Kalamata Olive Mediterranean Rice Bowl

with Herbed Rice, Roasted Vegetables & Lemon Tahini

This is the kind of bowl that makes dinner easy and nutritious with leftovers that are amazing for lunch the next day. Herbed basmati rice forms the base, topped with roasted vegetables, a creamy lemon tahini dressing, and a generous scatter of our Smoked Sun-Dried Kalamata olives. Their concentrated sweetness and gentle smoke cut right through the richness of the tahini and pull everything together. Serves 4.

 

Ingredients

         1½ cups basmati rice

         1 cup Applewood-Smoked Sun-Dried Kalamata Olives, pitted and roughly torn

         ¼ cup extra-virgin olive oil

         6 garlic cloves, thinly sliced

         1 medium zucchini, halved and sliced into half-moons

         1 red bell pepper, roughly chopped

         1 cup cherry tomatoes, halved

         1 x 400g tin chickpeas, drained and rinsed

         1 tsp ground cumin

         1 tsp smoked paprika

         Kosher salt, freshly cracked black pepper, and olive oil

         For the lemon tahini: ¼ cup tahini, juice of 1 lemon, 1 small garlic clove (grated), 2–3 tbsp water, salt to taste

 

Pit removal: Press each olive firmly with the flat of a knife until it splits, then lift out the pit. Leave the olives whole or tear them in half .

 

Method

1.       Preheat your oven to 425°F (220°C). Rinse the basmati rice until the water runs clear, then cook according to package instructions. Once done, fluff with a fork and stir through a handful of chopped fresh parsley or mint and a drizzle of olive oil. Keep warm.

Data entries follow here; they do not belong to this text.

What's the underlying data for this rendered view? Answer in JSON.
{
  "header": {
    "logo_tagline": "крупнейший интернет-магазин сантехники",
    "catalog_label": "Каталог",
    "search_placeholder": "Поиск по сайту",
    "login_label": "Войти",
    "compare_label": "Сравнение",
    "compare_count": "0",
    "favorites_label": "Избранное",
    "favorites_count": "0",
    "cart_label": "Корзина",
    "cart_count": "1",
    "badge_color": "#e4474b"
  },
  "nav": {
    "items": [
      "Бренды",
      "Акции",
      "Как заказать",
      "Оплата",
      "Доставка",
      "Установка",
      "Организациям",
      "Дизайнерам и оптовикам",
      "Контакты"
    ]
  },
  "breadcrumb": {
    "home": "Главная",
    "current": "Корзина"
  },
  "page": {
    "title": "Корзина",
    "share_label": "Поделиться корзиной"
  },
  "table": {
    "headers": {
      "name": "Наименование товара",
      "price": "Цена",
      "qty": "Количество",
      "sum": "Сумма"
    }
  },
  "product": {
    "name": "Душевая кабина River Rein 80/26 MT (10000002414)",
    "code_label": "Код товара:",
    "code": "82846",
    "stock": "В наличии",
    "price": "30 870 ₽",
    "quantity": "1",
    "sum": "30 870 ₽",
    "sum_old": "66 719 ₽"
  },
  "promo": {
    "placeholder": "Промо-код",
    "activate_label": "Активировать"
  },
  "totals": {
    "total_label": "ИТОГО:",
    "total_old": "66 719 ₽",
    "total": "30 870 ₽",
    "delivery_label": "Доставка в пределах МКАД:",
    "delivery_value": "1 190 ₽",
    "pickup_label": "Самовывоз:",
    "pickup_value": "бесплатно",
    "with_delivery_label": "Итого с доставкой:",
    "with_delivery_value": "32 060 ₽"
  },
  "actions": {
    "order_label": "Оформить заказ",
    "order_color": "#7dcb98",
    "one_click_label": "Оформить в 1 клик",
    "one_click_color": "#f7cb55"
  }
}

2.      Toss the zucchini, red pepper, cherry tomatoes, and chickpeas on a large baking sheet with 3 tablespoons of olive oil, the cumin, smoked paprika, salt, and pepper. Spread in a single layer and roast for 22–25 minutes, turning once halfway, until the vegetables are caramelized at the edges and the chickpeas are slightly crisp.

3.      While the vegetables roast, whisk together the tahini, lemon juice, grated garlic, and water until smooth and pourable. It should be the consistency of a loose dressing — add water a tablespoon at a time if needed. Season with salt and taste; it should be bright and nutty with a good hit of lemon.

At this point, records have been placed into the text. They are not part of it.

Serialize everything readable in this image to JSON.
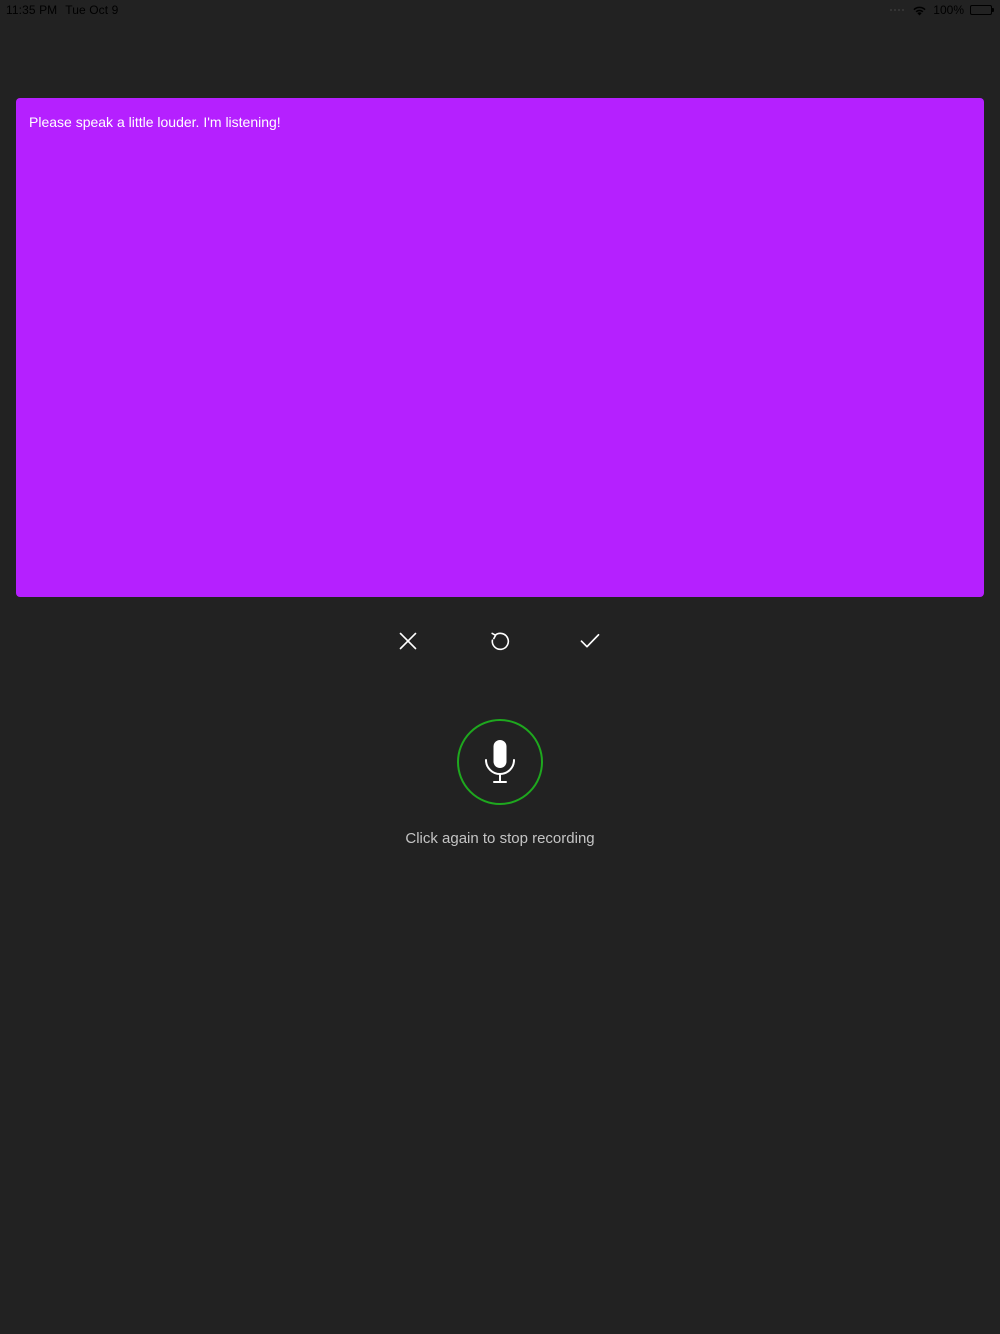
{
  "status_bar": {
    "time": "11:35 PM",
    "date": "Tue Oct 9",
    "battery_text": "100%",
    "icons": [
      "signal-dots-icon",
      "wifi-icon",
      "battery-icon"
    ]
  },
  "panel": {
    "transcript": "Please speak a little louder. I'm listening!",
    "background_color": "#b520ff"
  },
  "actions": [
    {
      "icon": "close-icon"
    },
    {
      "icon": "retry-icon"
    },
    {
      "icon": "checkmark-icon"
    }
  ],
  "mic": {
    "icon": "microphone-icon",
    "ring_color": "#1ea81e"
  },
  "hint": "Click again to stop recording",
  "colors": {
    "background": "#222222",
    "icon": "#ffffff",
    "hint_text": "#c4c4c4"
  }
}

4.      To assemble: spoon the herbed rice into wide bowls. Pile the roasted vegetables and chickpeas on top. Scatter over the Kalamata olives generously. Drizzle the lemon tahini over everything.

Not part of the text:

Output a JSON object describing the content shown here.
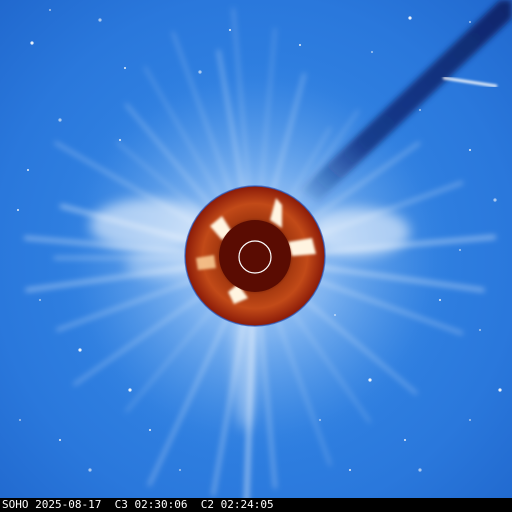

5.      Finish with an extra drizzle of olive oil, a pinch of smoked paprika, and fresh herbs if you have them. Taste before adding salt — the Kalamata olives bring their own seasoning. Serve warm or at room temperature.

 

Cook’s Notes

Make it a meal prep: The roasted vegetables, rice, and tahini all keep well separately in the fridge for up to 4 days. Assemble to order and add the olives fresh each time.

Swap the grain: Farro, freekeh, or couscous all work beautifully in place of basmati rice. Farro in particular pairs well with the smoky olives.

Pair with: A glass of dry rosé or a crisp Assyrtiko from Santorini. Warm pita on the side. A good mood helps too.